Judge Audrey Collins will hear arguments for and against an injunction sought by the committee that would allow displays with only positive seasonal messaging, a move which would effectively ban several signs erected last year that referred to religion as a myth or compared Santa Claus to the devil.

If granted, it would prevent City Hall from enforcing a nine-year-old ordinance prohibiting unattended displays in public parks.
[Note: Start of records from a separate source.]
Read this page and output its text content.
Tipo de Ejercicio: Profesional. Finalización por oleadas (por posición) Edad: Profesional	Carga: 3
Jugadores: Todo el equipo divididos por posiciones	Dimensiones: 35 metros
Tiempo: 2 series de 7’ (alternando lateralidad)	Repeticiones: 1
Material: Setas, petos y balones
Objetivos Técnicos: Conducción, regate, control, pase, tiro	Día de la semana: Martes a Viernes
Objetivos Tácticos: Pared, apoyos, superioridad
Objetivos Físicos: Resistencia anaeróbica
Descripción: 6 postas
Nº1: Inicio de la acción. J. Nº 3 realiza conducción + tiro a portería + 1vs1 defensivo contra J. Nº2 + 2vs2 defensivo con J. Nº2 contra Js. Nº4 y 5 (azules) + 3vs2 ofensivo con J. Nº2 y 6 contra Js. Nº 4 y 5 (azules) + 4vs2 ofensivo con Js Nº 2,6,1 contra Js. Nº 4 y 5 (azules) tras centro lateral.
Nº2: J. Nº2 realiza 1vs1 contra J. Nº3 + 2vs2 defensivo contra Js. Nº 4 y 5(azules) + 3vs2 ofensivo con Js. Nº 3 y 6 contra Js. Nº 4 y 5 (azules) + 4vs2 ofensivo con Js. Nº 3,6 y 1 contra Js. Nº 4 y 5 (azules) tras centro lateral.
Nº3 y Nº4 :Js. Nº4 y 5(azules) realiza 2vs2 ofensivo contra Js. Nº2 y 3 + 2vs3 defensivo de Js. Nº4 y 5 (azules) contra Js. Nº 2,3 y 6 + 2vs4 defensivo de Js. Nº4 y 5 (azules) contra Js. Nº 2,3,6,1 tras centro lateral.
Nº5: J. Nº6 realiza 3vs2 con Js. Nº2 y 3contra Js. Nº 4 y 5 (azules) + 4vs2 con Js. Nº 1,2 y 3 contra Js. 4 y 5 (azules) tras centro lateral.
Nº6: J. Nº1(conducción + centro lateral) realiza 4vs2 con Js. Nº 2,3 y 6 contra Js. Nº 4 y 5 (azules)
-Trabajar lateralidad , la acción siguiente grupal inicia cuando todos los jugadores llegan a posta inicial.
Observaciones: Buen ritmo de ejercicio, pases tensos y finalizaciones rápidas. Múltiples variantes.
In June, the City Council voted to close a loophole that had allowed the dioramas depicting 14 scenes from the birth of Jesus Christ to be put up each year.

The goal of the injunction is to maintain free speech rights while at the same time protecting the tradition of the displays, attorney William Becker has said.

“Everyone’s free to express whatever they want to express, they just don’t have a right to counter a celebration with insults and protests,” Becker said in October.

The injunction follows a lawsuit filed in October alleging that the City Council’s decision to end the tradition of the displays outright violated the committee’s free speech rights because the council members did so to avoid controversy rather than out of concerns about the tradition’s constitutionality.

Included in the lawsuit are numerous references to testimony from June where each of the council members present — Councilmembers Bobby Shriver and Pam O’Connor were not — expressed concerns about the administration of the lottery system which staff created for the 2011 season when, for the first time in the history of the event, more applications for space came in than there were spaces to allot.

According to testimony by Wendy Pietrzak, a senior administrative analyst with City Hall, staff from the Community and Cultural Services Department spent 245 hours corresponding with applicants for the spaces, conducting the lottery and responding to questions from the public.

Amongst the roughly 120 comments and inquiries that staff responded to, “many were hostile and some were threats to their personal safety,” according to Pietrzak’s testimony.

The lawsuit also claims that the City Council showed prejudice against the Christian faith for shutting down the event.

The City Attorney’s Office filed a motion to dismiss the case outright on Monday, Nov. 12. In that 30-page document, the City Attorney asserts that the plaintiff’s claims have no basis in fact, and that the argument claiming that the City Council succumbed to the “heckler’s veto” in ending the tradition also held no water.

Courts have consistently found that although people are generally free to speak, government has the ability to place restrictions on how and when, according to the City Attorney’s motion to dismiss.

It specifically references nearby Beverly Hills which found itself at the wrong end of a lawsuit when it allowed a menorah to be displayed in a local park after banning unattended displays.

“The city is a coastal, visitor-serving community with very crowded public spaces, including its parks,” the motion reads. “The City Council has appropriately exercised its legislative discretion to balance use of public spaces and ensure shared usage.”

Despite the loss of the displays, religious groups in Santa Monica have proposed an alternative plan to the permanent displays, instead opting to assign two-hour slots to various churches during the month of December so that the Christmas story can be displayed in public, live.

The Santa Monica Nativity Scenes Committee is not the only group to find itself restricted by the ordinance. Downtown Santa Monica Inc., formerly Bayside, an organization that manages the Third Street Promenade for City Hall, has had a Christmas tree on the promenade during the holidays for over a decade.

That practice may be banned under the ordinance, as would a menorah set up by the Santa Monica Chabad House.